Was hat die grübelnde „Melencolia I“ mit einer Nähmaschine zu tun? Die neue Ausstellung im Nürnberger Germanischen Nationalmuseum mit dem Titel „Tagträume – Nachtgedanken“ spannt einen Bogen von der Albrecht-Dürer-Grafik der Renaissance über schaurig-belebte romantische Naturbildern zu surrealistischen Bildern von Max Ernst und Fotografien von Man Ray. Fantasie und Alpträume, Schatten und Monster verbinden die Künstler der frühen Neuzeit mit denen des 20. Jahrhunderts.
Gruselig, welche Ungeheuer, Mischwesen aus Vogel und Mensch oder Fische mit Beinen, auf den Blättern von Jacques Callot (1592 bis 1635) oder Lucas Cranach des Älteren (1472 bis 1553) schweben und hüpfen. Figuren mit Zotteln und Flügeln, Krallen und Reptilienschwänzen, dazu Fledermäuse mit Lanzen und Prügeln symbolisieren die Höllenqualen oder Versuchungen. Zur Illustration reformatorischer Traktate schufen Künstler der damaligen Zeit Monster oder stellten einen Schlund aus spitzen Zähnen dar, der Satan und Papst zugleich symbolisiert. Ein Flugblatt aus dem Jahr 1521 warnt vor den wichtigsten Gegnern Martin Luthers, die mit Schweine-, Katzen- oder Hundeköpfen dargestellt sind.
Die Sache mit der Nähmaschine
Doch nicht diese politische Agitation ist es, die die neue Ausstellung interessiert, sondern der Stammbaum der skurrilen Wesen und der gespenstischen Natur, der Abbildungen der dunklen Seiten der Seele. Vom 15. Jahrhundert führen die 130 Werke bis zur modernen Kunst – zu Hanna Höch, Paul Klee oder Picasso – und zeigen, dass die Symbolik des Dämonischen wiederholt und angepasst wird. Einer von vielen Belegen: Der Nürnberger Stich von Martin Weigel aus dem Jahr 1569 zeigt die „Personifikation der Landwirtschaft“ – eine menschliche Gestalt, konstruiert aus Körben, Würsten, Sensen und Maschinen. „Fisch, Mensch und Stern“ ist der Titel des modernen Gegenstücks dazu. In der Kreidezeichnung des Surrealisten André Masson (1896 bis 1987) erahnt man einen Mann, der mit fliegenden Schritten davongeht.
Figuren aus geometrischen Körpern, offenen Würfeln, Kuben und Zylindern lassen kaum zweifeln: Die Stiche von Giovanni Battista Bracelli (ca. 1616 bis 1649) müssen Pate für Salvador Dalís „Schubladen“-Wesen gestanden haben.
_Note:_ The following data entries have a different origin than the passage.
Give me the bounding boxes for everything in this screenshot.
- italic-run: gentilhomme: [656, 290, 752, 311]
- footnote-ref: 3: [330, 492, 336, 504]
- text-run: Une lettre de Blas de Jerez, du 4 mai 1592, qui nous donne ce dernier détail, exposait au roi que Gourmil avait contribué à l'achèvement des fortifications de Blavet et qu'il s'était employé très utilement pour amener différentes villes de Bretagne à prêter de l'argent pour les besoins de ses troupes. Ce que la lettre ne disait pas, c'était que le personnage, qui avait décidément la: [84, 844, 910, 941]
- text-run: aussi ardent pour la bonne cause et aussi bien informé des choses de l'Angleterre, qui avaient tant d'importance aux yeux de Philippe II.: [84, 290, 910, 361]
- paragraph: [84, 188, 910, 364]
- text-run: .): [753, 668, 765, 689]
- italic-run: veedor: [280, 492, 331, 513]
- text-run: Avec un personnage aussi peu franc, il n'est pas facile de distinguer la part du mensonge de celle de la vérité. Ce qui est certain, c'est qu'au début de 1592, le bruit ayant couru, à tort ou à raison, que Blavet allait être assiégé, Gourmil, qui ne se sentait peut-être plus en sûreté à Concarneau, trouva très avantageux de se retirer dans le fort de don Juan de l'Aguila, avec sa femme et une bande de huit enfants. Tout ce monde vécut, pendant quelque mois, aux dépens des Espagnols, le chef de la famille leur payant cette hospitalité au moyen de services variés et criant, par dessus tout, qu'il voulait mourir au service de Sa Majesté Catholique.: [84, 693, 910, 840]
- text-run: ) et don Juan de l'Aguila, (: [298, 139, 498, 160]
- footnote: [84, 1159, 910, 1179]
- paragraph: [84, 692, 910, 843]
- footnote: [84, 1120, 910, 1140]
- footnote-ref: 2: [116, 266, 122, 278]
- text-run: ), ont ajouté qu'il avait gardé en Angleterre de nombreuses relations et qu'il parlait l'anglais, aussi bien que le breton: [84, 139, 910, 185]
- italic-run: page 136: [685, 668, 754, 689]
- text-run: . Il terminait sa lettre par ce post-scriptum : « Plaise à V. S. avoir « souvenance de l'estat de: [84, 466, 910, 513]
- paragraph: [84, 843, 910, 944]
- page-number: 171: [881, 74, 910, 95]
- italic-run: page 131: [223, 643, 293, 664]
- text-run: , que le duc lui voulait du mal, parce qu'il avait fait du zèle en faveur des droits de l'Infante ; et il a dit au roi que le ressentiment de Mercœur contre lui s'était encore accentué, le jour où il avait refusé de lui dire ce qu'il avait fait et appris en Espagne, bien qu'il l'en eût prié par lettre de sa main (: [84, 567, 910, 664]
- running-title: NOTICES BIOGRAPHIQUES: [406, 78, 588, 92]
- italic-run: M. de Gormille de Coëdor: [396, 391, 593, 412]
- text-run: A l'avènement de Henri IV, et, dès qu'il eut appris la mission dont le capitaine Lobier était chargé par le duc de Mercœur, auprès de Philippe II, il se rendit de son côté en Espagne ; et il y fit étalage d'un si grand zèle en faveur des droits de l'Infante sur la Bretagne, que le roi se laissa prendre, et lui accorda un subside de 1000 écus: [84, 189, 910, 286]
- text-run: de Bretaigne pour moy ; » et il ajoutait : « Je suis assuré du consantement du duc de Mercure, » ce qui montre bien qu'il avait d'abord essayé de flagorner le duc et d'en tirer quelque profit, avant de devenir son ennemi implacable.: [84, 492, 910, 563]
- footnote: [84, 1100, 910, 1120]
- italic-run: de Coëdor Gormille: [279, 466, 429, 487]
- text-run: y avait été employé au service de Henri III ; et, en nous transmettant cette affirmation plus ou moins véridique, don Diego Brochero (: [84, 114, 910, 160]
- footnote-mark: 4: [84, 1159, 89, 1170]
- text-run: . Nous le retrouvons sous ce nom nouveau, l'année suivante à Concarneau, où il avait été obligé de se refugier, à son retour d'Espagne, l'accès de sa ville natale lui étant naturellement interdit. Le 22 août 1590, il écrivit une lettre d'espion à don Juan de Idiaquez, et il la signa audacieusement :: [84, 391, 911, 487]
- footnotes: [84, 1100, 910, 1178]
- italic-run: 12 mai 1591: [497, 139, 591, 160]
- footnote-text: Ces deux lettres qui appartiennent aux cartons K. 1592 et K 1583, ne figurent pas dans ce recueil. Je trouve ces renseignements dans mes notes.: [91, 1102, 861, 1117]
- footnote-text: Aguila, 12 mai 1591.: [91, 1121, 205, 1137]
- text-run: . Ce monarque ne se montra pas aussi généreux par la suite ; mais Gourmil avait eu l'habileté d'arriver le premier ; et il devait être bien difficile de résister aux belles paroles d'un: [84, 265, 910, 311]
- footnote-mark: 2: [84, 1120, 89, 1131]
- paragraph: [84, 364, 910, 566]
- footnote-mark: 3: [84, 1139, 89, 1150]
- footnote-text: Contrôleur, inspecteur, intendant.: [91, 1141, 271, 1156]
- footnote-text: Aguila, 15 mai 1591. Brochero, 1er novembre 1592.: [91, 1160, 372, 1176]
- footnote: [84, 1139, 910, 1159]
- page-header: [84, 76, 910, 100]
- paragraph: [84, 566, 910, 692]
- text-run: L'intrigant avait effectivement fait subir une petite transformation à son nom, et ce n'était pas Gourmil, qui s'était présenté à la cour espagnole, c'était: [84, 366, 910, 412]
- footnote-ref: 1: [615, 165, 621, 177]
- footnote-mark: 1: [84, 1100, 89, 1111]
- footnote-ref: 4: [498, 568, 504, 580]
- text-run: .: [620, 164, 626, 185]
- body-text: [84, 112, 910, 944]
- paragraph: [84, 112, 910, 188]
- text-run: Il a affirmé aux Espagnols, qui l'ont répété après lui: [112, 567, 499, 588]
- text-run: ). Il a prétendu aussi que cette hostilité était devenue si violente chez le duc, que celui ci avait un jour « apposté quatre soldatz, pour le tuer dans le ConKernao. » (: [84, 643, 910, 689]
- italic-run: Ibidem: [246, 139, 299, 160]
Des gleichen Motivs bedienten sich aber auch Pablo Picasso oder Paul Klee.
Um derlei Zusammenhänge herzustellen, hat Ausstellungskuratorin Yasmin Doosry alte und moderne Kunst im Fundus des eigenen Hauses gefunden. Beinahe 80 Prozent der 130 gezeigten Ausstellungsstücke, Druckgrafiken, Zeichnungen, Fotografien oder Collagen stammen aus Nürnberg. Andere Werke, wie den „Papagei“ von Joan Miró, hat die Fundacíon Juan March in Madrid beigesteuert. Beim Kooperationspartner wird die Ausstellung von Oktober 2013 bis Januar 2014 zu sehen sein. Das Rätsel mit der Nähmaschine löst sich mit dem Besuch der Ausstellung – wirft aber auch neue Fragen auf. Denn der absurde Satz eines Dichters „Wie eine zufällige Begegnung einer Nähmaschine und eines Regenschirms auf dem Seziertisch“ war den Surrealisten eine Art Schlüssel. Der Satz ist wie die surrealistische Kunst: Sie klopft beim Unterbewusstsein des Betrachters an, regt seine Fantasie, bleibt aber rätselhaft, weil sie die Wirklichkeit austauschen möchte. Ebenso ist Dürers Melencolia, von Fledermaus, verhungertem Hund, geometrischem Werkzeug und einem Putto umgeben, ein Kunstwerk, das sich bis heute nicht entschlüsseln lässt. Text: epd
Öffnungszeiten: Dienstag, Donnerstag bis Sonntag 10-18, Mittwoch 10-21 Uhr. Bis 3. Februar.